Rory McIlroy wins WGC Match Play


I love match play.  It pits two players again each other with only one winner.  Each hole is a mini-match where each player needs to respond to or react to your opponents shot.  It tests resolve, determination, and guts.  Match play can be unpredictable and fickle.  Jordan Spieth was superb for two matches and then lost to a player that got hot at the right time. 

Players in match play play more aggressively.  They will go for tough pins and cut corners to get advantages.  I was impressed with how many great shots were matched with even greater shots.  On the other hand, there were noticeable “chokes”.  Short putts missed that would win or tie matches on the last hole.  Lee Westwood’s putt on 18 from five feet in his second match might have been one of the worst putts from a good player that I have seen in recent years.  Match play reveals weaknesses that regular stroke play can hide.

Rory McIlroy showed great resolve and answered numerous challenges.  He wins the last two holes against Paul Casey in the quarter-finals.  Brilliantly holes a long 20 footer on the 17th hole or else he is gone.  Gets in up and down on 18 to win and outlasts Casey in four extra holes.  At one point Rory got it “up and down” 19 out to 21 times.   That’s beyond good, because you were dealing with US Open type rough and tough pin positions.  If he wasn’t that good around the greens, he would’ve been out of the tournament in the early stages.

But there is a reason for him earning the number one ranking in the world.  When faced with a challenge, he met it each time.  Great players thrive on challenges.  Rory was challenged all week and he answered.  It was an impressive win.  In boxing terms, he withstood each hard blow and had enough left to deliver his knockout punch. 

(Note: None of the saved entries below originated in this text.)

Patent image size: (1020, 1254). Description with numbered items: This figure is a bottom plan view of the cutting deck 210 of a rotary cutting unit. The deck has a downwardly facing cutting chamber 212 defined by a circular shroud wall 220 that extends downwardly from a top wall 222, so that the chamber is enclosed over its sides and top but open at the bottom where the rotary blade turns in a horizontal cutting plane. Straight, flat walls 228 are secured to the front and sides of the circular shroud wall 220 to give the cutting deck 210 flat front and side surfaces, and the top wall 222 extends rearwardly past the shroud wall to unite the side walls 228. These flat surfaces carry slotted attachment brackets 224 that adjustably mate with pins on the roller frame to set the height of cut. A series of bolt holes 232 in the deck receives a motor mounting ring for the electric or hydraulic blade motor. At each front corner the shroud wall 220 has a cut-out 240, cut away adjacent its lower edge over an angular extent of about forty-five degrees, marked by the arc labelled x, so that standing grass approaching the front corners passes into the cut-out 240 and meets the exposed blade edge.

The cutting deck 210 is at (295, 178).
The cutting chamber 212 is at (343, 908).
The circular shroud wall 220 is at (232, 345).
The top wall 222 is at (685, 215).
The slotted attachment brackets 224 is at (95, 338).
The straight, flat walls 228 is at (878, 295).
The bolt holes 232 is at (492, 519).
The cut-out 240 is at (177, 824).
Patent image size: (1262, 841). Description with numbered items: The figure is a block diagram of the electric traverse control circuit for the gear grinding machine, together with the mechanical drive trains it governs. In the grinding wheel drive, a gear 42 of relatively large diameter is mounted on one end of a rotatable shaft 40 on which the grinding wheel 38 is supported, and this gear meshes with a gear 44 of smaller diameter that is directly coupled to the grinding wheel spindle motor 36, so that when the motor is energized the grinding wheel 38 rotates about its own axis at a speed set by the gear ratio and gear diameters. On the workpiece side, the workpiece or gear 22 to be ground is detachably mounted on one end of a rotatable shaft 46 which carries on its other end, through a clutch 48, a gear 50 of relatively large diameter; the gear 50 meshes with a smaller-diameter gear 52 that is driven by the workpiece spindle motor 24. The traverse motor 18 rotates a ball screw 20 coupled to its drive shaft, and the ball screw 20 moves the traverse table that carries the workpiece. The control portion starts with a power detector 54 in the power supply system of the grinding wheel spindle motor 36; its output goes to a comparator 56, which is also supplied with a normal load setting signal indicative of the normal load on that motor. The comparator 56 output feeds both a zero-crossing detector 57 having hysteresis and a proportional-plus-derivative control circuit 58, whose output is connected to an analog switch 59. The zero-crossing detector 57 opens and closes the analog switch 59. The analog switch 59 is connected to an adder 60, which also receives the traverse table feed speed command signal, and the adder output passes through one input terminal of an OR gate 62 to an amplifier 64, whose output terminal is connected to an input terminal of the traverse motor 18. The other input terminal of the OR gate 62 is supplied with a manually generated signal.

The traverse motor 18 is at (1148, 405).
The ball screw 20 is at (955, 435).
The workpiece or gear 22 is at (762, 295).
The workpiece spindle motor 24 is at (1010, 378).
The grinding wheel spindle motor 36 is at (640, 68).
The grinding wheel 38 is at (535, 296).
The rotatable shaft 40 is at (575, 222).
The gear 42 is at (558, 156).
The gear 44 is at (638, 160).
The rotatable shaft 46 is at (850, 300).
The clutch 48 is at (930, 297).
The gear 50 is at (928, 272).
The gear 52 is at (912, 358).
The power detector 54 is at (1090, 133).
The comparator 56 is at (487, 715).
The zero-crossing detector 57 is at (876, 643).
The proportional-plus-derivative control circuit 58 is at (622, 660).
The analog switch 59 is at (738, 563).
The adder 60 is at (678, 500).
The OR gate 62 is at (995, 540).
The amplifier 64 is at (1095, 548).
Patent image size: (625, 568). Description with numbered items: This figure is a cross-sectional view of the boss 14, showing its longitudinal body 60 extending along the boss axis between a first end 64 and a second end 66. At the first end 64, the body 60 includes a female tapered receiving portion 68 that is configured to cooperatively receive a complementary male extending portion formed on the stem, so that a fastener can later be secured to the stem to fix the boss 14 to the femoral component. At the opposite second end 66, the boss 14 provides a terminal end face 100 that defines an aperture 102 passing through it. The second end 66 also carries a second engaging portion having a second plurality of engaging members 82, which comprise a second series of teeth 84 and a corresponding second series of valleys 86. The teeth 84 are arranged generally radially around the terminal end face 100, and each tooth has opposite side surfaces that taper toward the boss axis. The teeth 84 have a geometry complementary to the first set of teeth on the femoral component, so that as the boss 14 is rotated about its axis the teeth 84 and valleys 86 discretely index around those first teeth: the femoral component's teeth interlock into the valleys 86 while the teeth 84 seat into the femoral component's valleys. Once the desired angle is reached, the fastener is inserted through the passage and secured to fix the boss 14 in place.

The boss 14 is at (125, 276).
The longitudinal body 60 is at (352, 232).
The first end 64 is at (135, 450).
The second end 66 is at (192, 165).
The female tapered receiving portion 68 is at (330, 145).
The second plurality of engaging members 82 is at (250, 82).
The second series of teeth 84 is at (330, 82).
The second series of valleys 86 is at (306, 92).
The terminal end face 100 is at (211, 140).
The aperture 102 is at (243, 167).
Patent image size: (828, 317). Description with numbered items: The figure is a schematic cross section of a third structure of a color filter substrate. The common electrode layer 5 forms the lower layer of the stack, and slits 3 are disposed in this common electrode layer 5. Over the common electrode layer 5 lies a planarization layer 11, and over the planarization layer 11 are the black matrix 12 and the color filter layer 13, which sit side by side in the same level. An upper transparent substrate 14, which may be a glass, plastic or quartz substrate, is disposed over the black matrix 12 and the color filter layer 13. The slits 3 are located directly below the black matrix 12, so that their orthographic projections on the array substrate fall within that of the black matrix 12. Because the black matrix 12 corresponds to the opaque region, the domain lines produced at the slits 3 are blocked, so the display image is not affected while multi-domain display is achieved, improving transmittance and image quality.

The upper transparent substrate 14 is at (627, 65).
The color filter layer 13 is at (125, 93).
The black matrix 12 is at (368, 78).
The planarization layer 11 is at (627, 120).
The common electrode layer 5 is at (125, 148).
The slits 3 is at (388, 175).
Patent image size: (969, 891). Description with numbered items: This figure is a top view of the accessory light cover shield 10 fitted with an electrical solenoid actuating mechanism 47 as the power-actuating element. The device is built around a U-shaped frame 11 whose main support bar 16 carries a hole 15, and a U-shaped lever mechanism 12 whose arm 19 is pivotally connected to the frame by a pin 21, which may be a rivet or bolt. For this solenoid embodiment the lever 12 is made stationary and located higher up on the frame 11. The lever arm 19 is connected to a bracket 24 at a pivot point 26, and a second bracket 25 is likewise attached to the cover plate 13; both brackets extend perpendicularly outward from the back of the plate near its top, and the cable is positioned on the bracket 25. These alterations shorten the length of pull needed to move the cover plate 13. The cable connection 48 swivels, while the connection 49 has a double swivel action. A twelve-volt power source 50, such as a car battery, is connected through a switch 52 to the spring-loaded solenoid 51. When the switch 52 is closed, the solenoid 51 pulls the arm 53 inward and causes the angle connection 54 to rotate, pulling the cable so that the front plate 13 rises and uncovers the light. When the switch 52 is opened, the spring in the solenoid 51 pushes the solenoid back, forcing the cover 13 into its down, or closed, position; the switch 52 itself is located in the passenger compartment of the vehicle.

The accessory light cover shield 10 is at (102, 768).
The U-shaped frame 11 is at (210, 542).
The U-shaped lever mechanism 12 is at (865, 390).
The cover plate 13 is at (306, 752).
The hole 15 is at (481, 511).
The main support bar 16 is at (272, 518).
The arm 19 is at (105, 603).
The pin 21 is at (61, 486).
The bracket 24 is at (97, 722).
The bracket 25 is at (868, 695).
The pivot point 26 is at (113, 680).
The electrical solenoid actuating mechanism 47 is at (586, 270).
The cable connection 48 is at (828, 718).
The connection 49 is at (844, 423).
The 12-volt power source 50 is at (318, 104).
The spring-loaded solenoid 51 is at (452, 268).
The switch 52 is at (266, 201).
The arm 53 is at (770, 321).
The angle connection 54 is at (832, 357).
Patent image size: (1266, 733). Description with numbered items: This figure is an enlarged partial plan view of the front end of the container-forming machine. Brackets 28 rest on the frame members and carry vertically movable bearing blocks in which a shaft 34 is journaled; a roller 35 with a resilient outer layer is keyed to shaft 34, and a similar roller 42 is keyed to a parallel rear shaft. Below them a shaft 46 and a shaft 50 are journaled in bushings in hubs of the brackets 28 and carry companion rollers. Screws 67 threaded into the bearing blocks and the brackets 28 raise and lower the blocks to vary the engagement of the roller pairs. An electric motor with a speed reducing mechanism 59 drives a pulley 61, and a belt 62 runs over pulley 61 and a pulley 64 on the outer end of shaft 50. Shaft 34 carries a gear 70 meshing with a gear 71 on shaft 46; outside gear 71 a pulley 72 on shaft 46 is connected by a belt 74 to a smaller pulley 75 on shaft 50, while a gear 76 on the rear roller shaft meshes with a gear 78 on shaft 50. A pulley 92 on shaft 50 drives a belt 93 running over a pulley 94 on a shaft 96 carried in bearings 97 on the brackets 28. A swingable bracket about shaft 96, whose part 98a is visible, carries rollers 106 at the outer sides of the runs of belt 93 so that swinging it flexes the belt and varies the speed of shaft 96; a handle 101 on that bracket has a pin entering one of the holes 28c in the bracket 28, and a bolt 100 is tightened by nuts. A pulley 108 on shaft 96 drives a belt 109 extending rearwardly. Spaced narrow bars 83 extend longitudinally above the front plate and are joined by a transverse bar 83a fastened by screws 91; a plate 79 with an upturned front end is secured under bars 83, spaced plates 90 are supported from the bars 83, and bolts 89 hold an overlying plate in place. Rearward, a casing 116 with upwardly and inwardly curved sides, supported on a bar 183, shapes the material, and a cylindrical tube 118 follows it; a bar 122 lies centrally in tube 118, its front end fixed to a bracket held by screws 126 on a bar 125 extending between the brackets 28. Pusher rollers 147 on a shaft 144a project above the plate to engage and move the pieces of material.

Next week is another great challenge for the best players in the world, The Players Championship at TPC Sawgrass in Ponte Vedra Beach, Florida.  It isn’t a major, but if you win this event, you proudly highlight it on our career accomplishments.  Tiger Wood reemerges minus his girlfriend of three years, Lindsay Vonn.  This will test all his ball striking skills, because to be successful you need to work the ball, high, low, left to right, right to left, and have deft touch around the greens.  In my mind, this tournament will show what we can expect from Tiger in the final three majors of 2015.